The list of potential threats to the UK coastline includes inadvertent oil and chemical discharges as well as plastic and natural products and the Maritime and Coastguard Agency (MCA) regularly trains across the UK against any of those happening.
The counter-pollution scenario led by the MCA – which is the biggest exercise of 2023 – is under way this week just off Aberdeen.
MCA Chief Executive Virginia McVea will be on the water assessing the operation in person.
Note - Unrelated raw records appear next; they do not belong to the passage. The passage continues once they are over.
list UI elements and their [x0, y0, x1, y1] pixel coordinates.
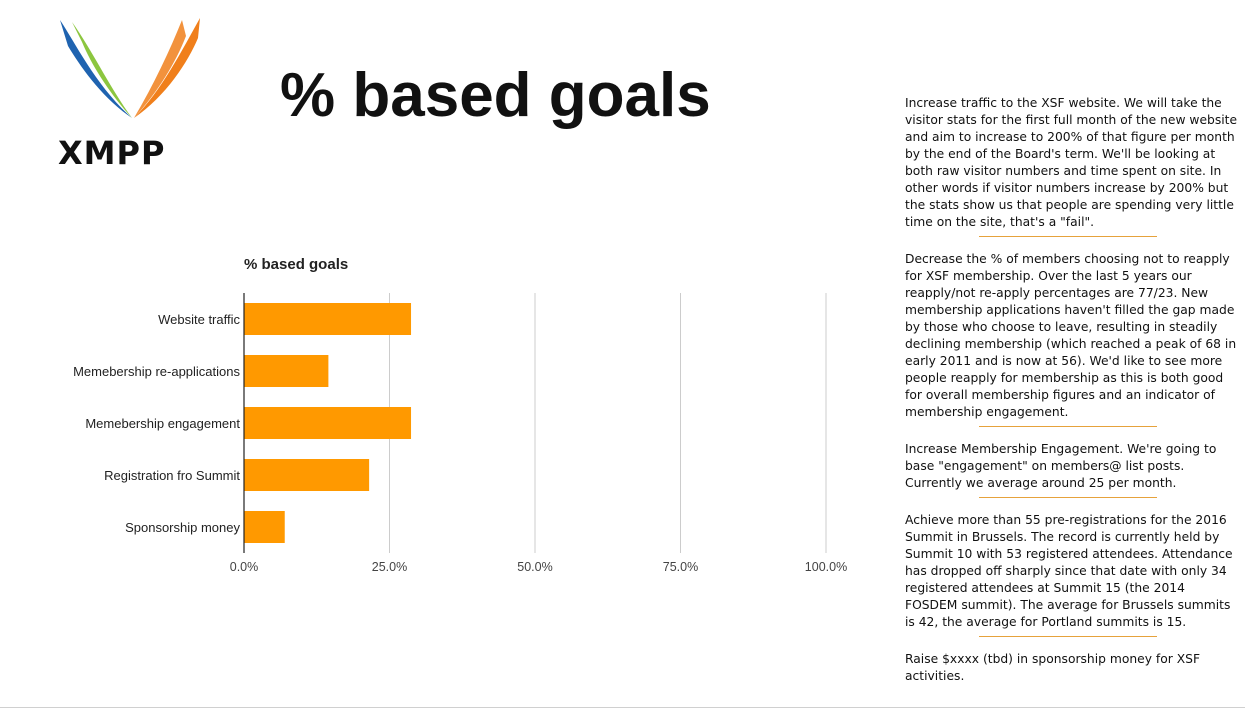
x-tick-label: 75.0% — [663, 560, 698, 574]
logo-text: XMPP — [58, 134, 166, 172]
y-category-label: Memebership re-applications — [73, 364, 240, 379]
y-category-label: Registration fro Summit — [104, 468, 240, 483]
x-tick-label: 50.0% — [517, 560, 552, 574]
bar — [244, 459, 370, 491]
bar — [244, 303, 412, 335]
y-category-label: Website traffic — [158, 312, 240, 327]
note-membership-reapply: Decrease the % of members choosing not t… — [905, 252, 1237, 419]
xmpp-logo-mark — [60, 18, 200, 118]
note-website-traffic: Increase traffic to the XSF website. We … — [905, 96, 1238, 229]
bar — [244, 511, 285, 543]
note-membership-engagement: Increase Membership Engagement. We're go… — [905, 442, 1217, 490]
bar — [244, 355, 329, 387]
goal-notes: Increase traffic to the XSF website. We … — [905, 95, 1241, 685]
note-summit-registration: Achieve more than 55 pre-registrations f… — [905, 513, 1233, 629]
note-divider — [979, 426, 1157, 427]
xmpp-logo: XMPP — [58, 16, 208, 172]
chart-canvas: % based goals 0.0% 25.0% 50.0% 75.0% 100.0% We… — [73, 256, 847, 574]
bar — [244, 407, 412, 439]
slide-title: % based goals — [280, 61, 711, 130]
x-tick-label: 0.0% — [230, 560, 259, 574]
chart-title: % based goals — [244, 256, 348, 273]
note-sponsorship: Raise $xxxx (tbd) in sponsorship money f… — [905, 652, 1201, 683]
bottom-rule — [0, 707, 1245, 708]
y-category-label: Memebership engagement — [85, 416, 240, 431]
note-divider — [979, 636, 1157, 637]
note-divider — [979, 497, 1157, 498]
x-tick-label: 100.0% — [805, 560, 847, 574]
note-divider — [979, 236, 1157, 237]
x-tick-label: 25.0% — [372, 560, 407, 574]
y-category-label: Sponsorship money — [125, 520, 240, 535]
bar-chart: % based goals 0.0% 25.0% 50.0% 75.0% 100.0% We… — [40, 245, 880, 595]
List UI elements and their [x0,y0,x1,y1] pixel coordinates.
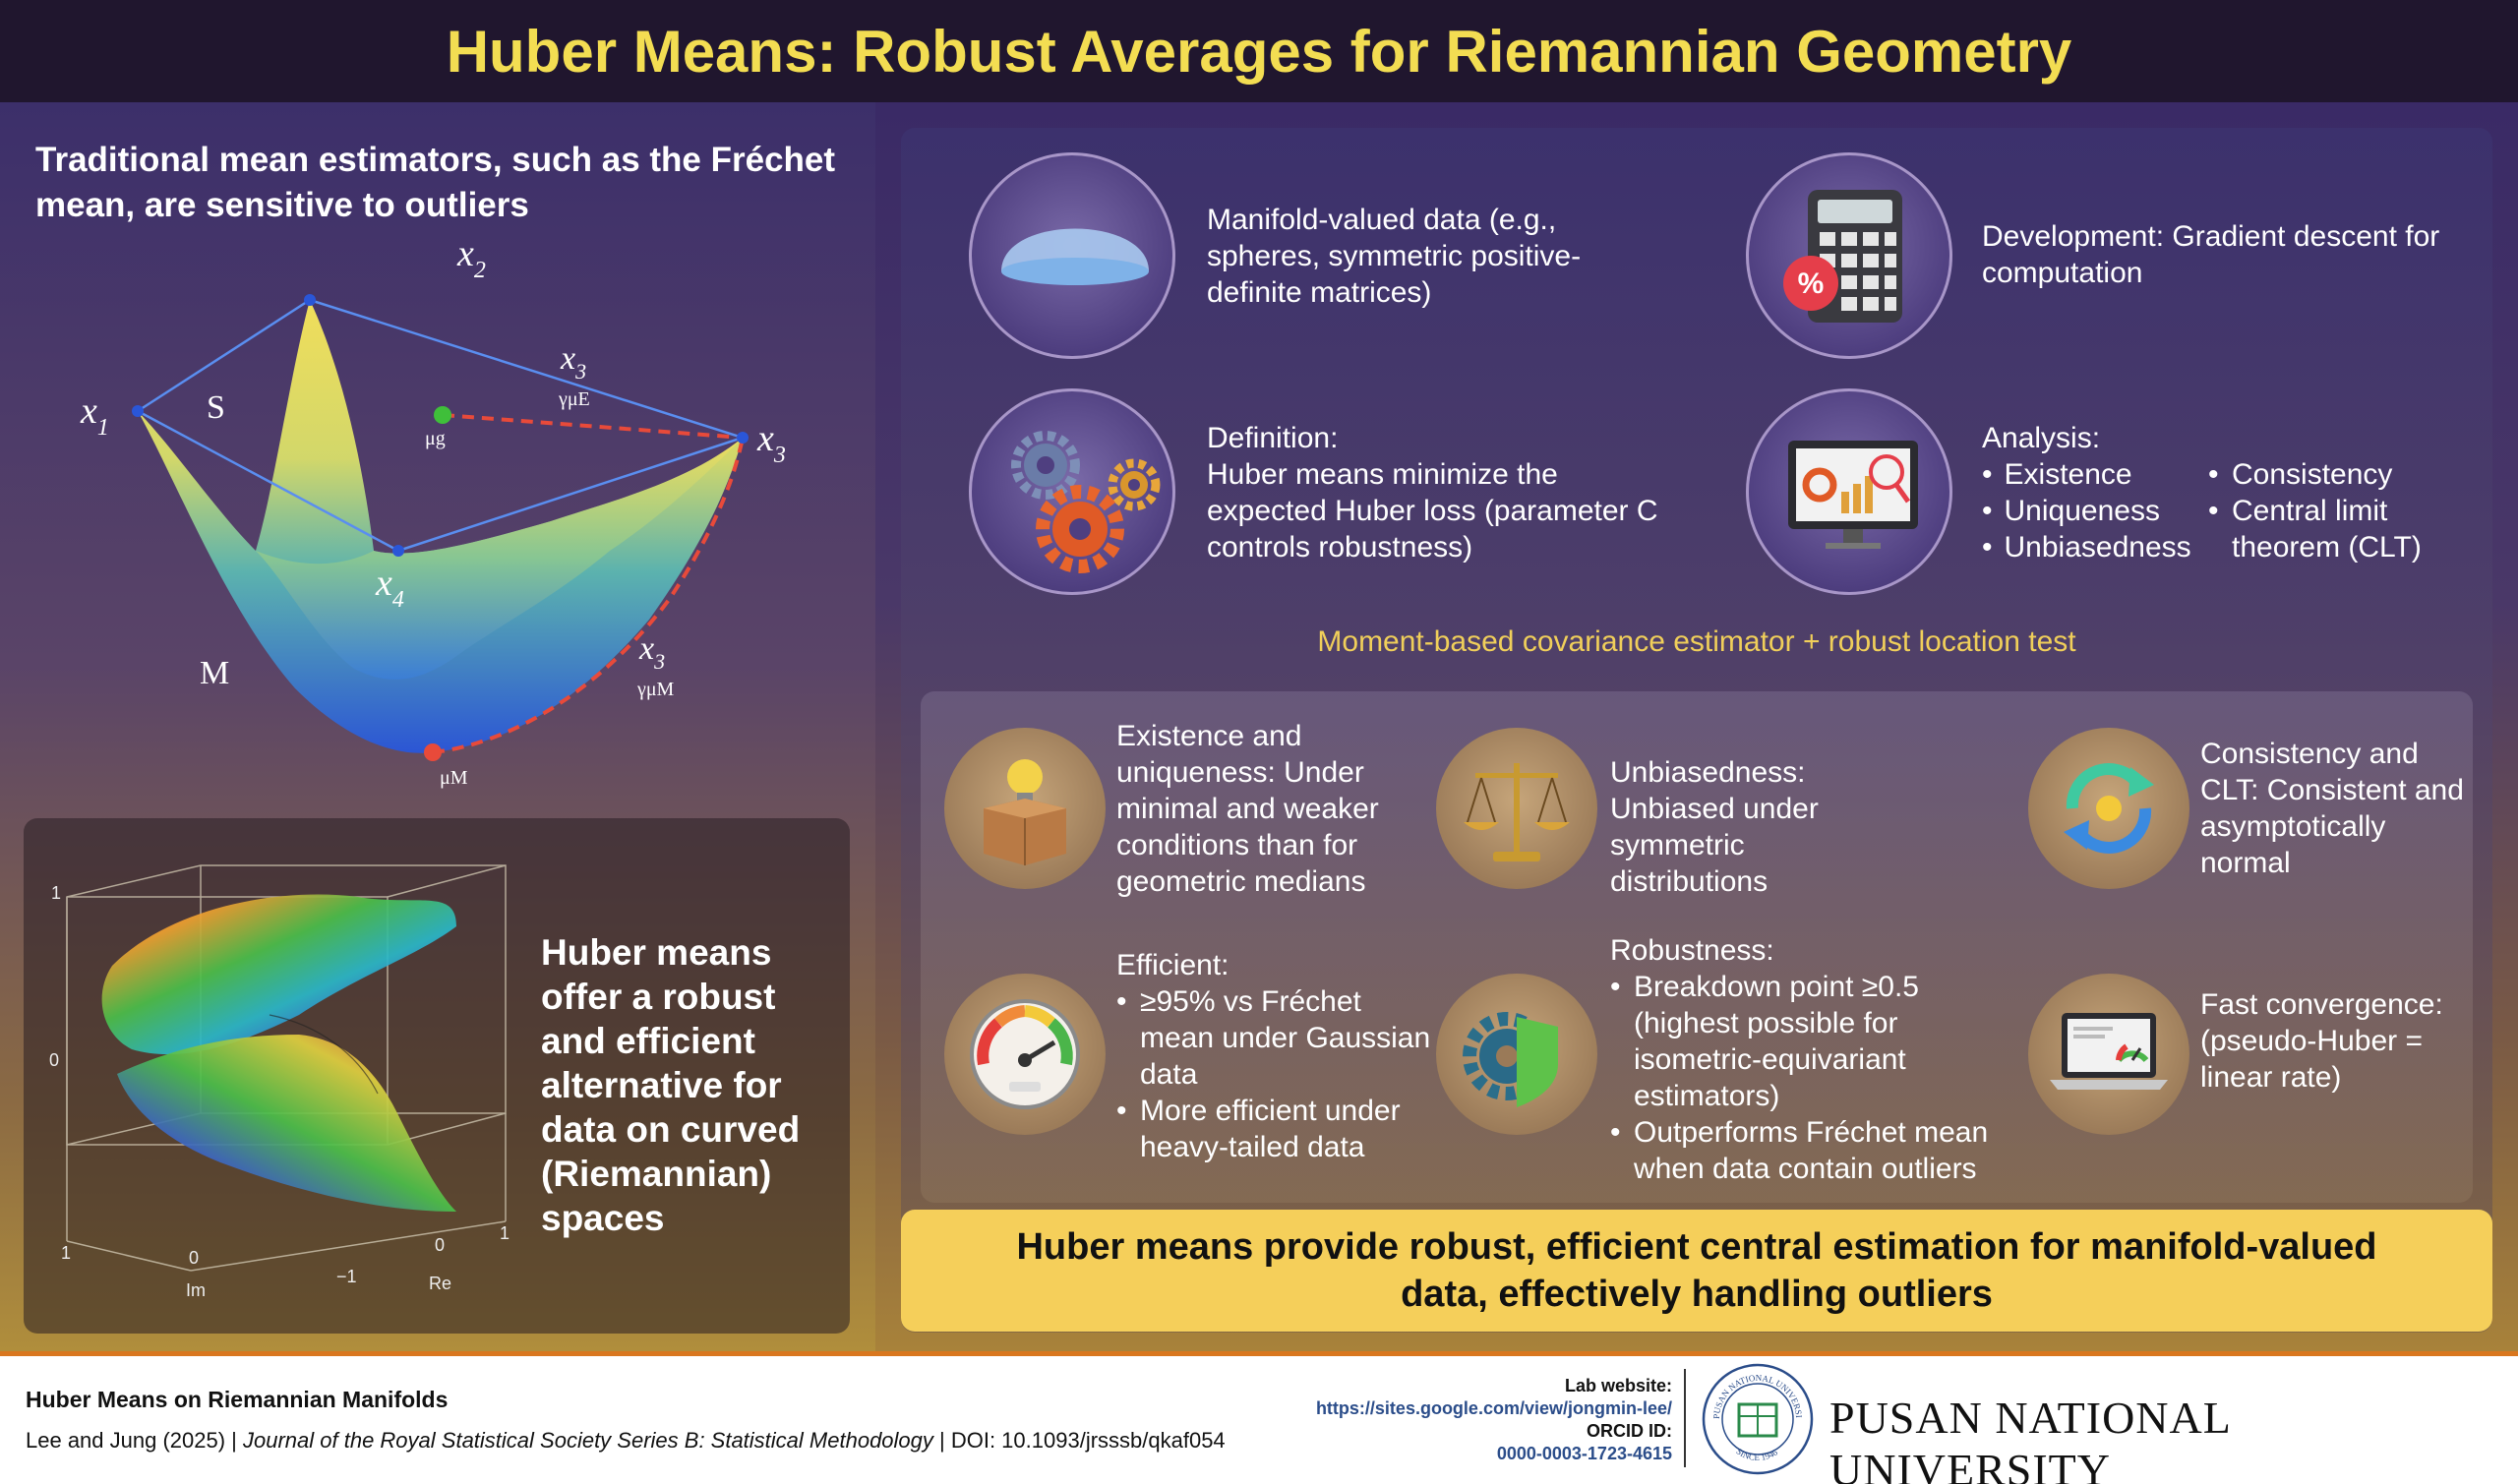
point-x2 [304,294,316,306]
citation-authors: Lee and Jung (2025) | [26,1428,243,1453]
item-analysis: Analysis: Existence Uniqueness Unbiasedn… [1982,420,2474,565]
item-definition: Definition: Huber means minimize the exp… [1207,420,1669,565]
gauge-icon [944,974,1106,1135]
svg-text:%: % [1798,267,1825,300]
analysis-col1: Existence Uniqueness Unbiasedness [1982,456,2208,565]
left-header: Traditional mean estimators, such as the… [35,141,836,224]
title-bar: Huber Means: Robust Averages for Riemann… [0,0,2518,102]
label-x3-manifold: x3 [638,630,665,674]
citation-journal: Journal of the Royal Statistical Society… [243,1428,933,1453]
tick-im-1: 1 [61,1243,71,1263]
label-gamma-mu-e: γμE [558,388,590,410]
label-x2: x2 [456,233,486,283]
analysis-title: Analysis: [1982,422,2101,454]
cycle-arrows-icon [2028,728,2189,889]
laptop-gauge-icon [2028,974,2189,1135]
analysis-item: Central limit theorem (CLT) [2208,493,2454,565]
item-development: Development: Gradient descent for comput… [1982,220,2440,289]
calculator-icon: % [1746,152,1952,359]
lab-label: Lab website: [1564,1376,1672,1395]
gears-icon [969,388,1175,595]
label-mu-M: μM [440,767,468,789]
university-seal-icon: PUSAN NATIONAL UNIVERSITY SINCE 1946 [1700,1361,1814,1475]
analysis-item: Consistency [2208,456,2454,493]
label-gamma-mu-m: γμM [636,679,675,700]
definition-title: Definition: [1207,422,1339,454]
tick-re-0: 0 [435,1235,445,1255]
gear-shield-icon [1436,974,1597,1135]
footer-divider [1684,1369,1686,1467]
label-S: S [207,389,225,426]
lightbulb-box-icon [944,728,1106,889]
efficient-item: ≥95% vs Fréchet mean under Gaussian data [1116,983,1431,1093]
tick-im-neg1: −1 [336,1267,357,1286]
point-x3 [737,432,749,444]
feature-efficient: Efficient: ≥95% vs Fréchet mean under Ga… [1116,947,1431,1165]
feature-convergence: Fast convergence: (pseudo-Huber = linear… [2200,988,2443,1094]
geodesic-euclidean [442,413,744,440]
manifold-surface [138,300,743,753]
citation-doi: | DOI: 10.1093/jrsssb/qkaf054 [932,1428,1226,1453]
axis-label-im: Im [186,1280,206,1300]
surface-upper-sheet [101,894,456,1055]
efficient-title: Efficient: [1116,949,1229,981]
robustness-title: Robustness: [1610,934,1774,967]
analysis-item: Unbiasedness [1982,529,2208,565]
surface-lower-sheet [117,1035,456,1212]
university-name: PUSAN NATIONAL UNIVERSITY [1829,1393,2231,1484]
point-x4 [392,545,404,557]
label-x3: x3 [756,418,786,468]
footer-lab-info: Lab website: https://sites.google.com/vi… [1180,1375,1672,1465]
label-mu-g: μg [425,428,446,449]
analysis-item: Existence [1982,456,2208,493]
feature-consistency: Consistency and CLT: Consistent and asym… [2200,738,2464,879]
label-x4: x4 [375,563,404,613]
robustness-item: Breakdown point ≥0.5 (highest possible f… [1610,969,2013,1114]
label-x3-euclidean: x3 [560,340,586,384]
label-x1: x1 [80,390,109,441]
manifold-diagram: x1 x2 x3 x4 x3 γμE x3 γμM S M μg μM [80,233,786,789]
feature-robustness: Robustness: Breakdown point ≥0.5 (highes… [1610,932,2013,1187]
complex-surface-plot: 1 0 1 0 −1 0 1 Im Re [49,864,510,1300]
analysis-col2: Consistency Central limit theorem (CLT) [2208,456,2454,565]
robustness-list: Breakdown point ≥0.5 (highest possible f… [1610,969,2013,1187]
robustness-item: Outperforms Fréchet mean when data conta… [1610,1114,2013,1187]
point-x1 [132,405,144,417]
lab-url-link[interactable]: https://sites.google.com/view/jongmin-le… [1315,1398,1672,1418]
feature-unbiasedness: Unbiasedness: Unbiased under symmetric d… [1610,756,1819,898]
monitor-analytics-icon [1746,388,1952,595]
efficient-list: ≥95% vs Fréchet mean under Gaussian data… [1116,983,1431,1165]
label-M: M [200,655,229,691]
page-title: Huber Means: Robust Averages for Riemann… [446,18,2072,85]
moment-line: Moment-based covariance estimator + robu… [1317,625,2076,658]
conclusion-banner: Huber means provide robust, efficient ce… [901,1210,2492,1332]
manifold-surface-front [256,438,743,680]
tick-im-0: 0 [189,1248,199,1268]
definition-text: Huber means minimize the expected Huber … [1207,458,1658,564]
analysis-item: Uniqueness [1982,493,2208,529]
tick-re-1: 1 [500,1223,510,1243]
scales-icon [1436,728,1597,889]
tick-z-0: 0 [49,1050,59,1070]
conclusion-text: Huber means provide robust, efficient ce… [1016,1226,2377,1315]
tick-z-1: 1 [51,883,61,903]
item-manifold-data: Manifold-valued data (e.g., spheres, sym… [1207,204,1582,309]
orcid-label: ORCID ID: [1587,1421,1672,1441]
dome-icon [969,152,1175,359]
footer-paper-title: Huber Means on Riemannian Manifolds [26,1387,449,1412]
axis-label-re: Re [429,1274,451,1293]
point-mu-g [434,406,451,424]
feature-existence: Existence and uniqueness: Under minimal … [1116,720,1379,898]
footer [0,1351,2518,1484]
orcid-link[interactable]: 0000-0003-1723-4615 [1496,1444,1672,1463]
efficient-item: More efficient under heavy-tailed data [1116,1093,1431,1165]
point-mu-M [424,743,442,761]
footer-citation: Lee and Jung (2025) | Journal of the Roy… [26,1428,1226,1454]
plot-caption: Huber means offer a robust and efficient… [541,932,801,1238]
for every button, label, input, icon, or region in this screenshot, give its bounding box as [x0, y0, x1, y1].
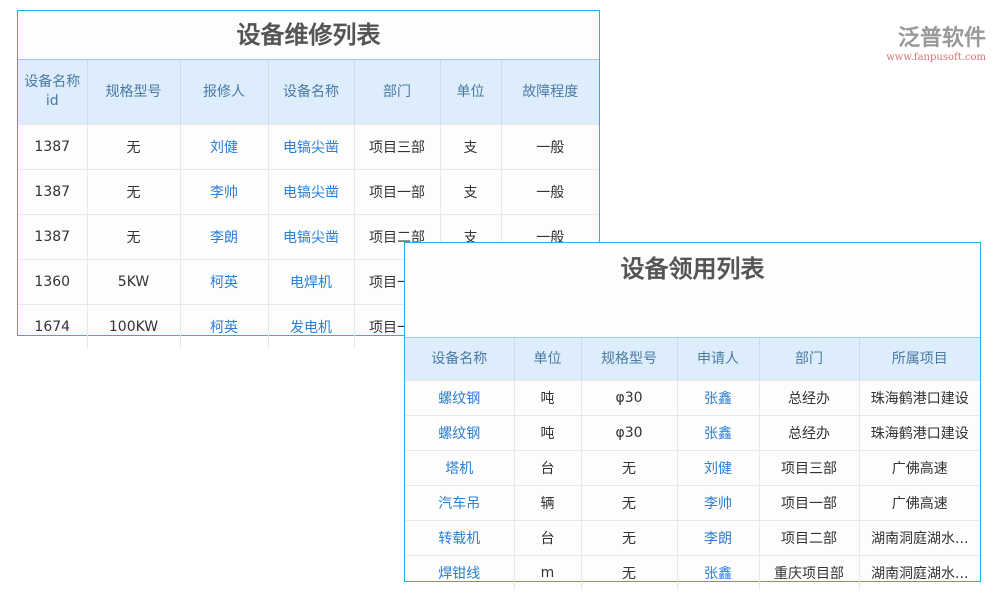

She said: “As well as honing our capability and spotting any gaps, the exercise is a clear demonstration of how well prepared we are as a country to protect our offshore habitats, coastline, economy and communities from pollution at sea.”
The MCA’s Head of Counter-Pollution and Salvage, Stan Woznicki, said: “Major training exercises such as these are key components of a wider training programme as they familiarise the teams with the considerable size and complexity of the response equipment, as well as the number and diversity of the personnel needed to deliver an effective response.
“Where delivery of response must be delivered quickly, this experience is crucial.”
Also attending are representatives from Port of Aberdeen, the Marine Directorate of the Scottish Government, and other oil spill response organisations from across the UK.
The MCA’s Counter-Pollution and Salvage team's remit is UK-wide and can range from large-scale emergencies requiring the mobilisation of extensive national resources to tailored response support to smaller incidents where the national specialist capability is required.
The UK’s protection is provided from three equipment bases situated in Barnsley, Dundee and Bristol, which ensures responses to a forward deployment point on the UK mainland within 15 hours.
The MCA exercise is being held just off the Port of Aberdeen and will run from 10-12 October involving hundreds of metres of equipment, a small flotilla of vessels and about 50 people from various organisations.
The event is weather-dependent but planned rehearsals include a theoretical spill of 750 tonnes of oil close to the coast. Among the kit being deployed are booms to limit the spread of pollutant, equipment known as skimmers to collect it, and a huge storage bag to hold it ready for disposal.
The activity also includes a flyover of two planes practising surveillance and mock dispersant sprays. No real oil or real dispersant spray will be used in this exercise.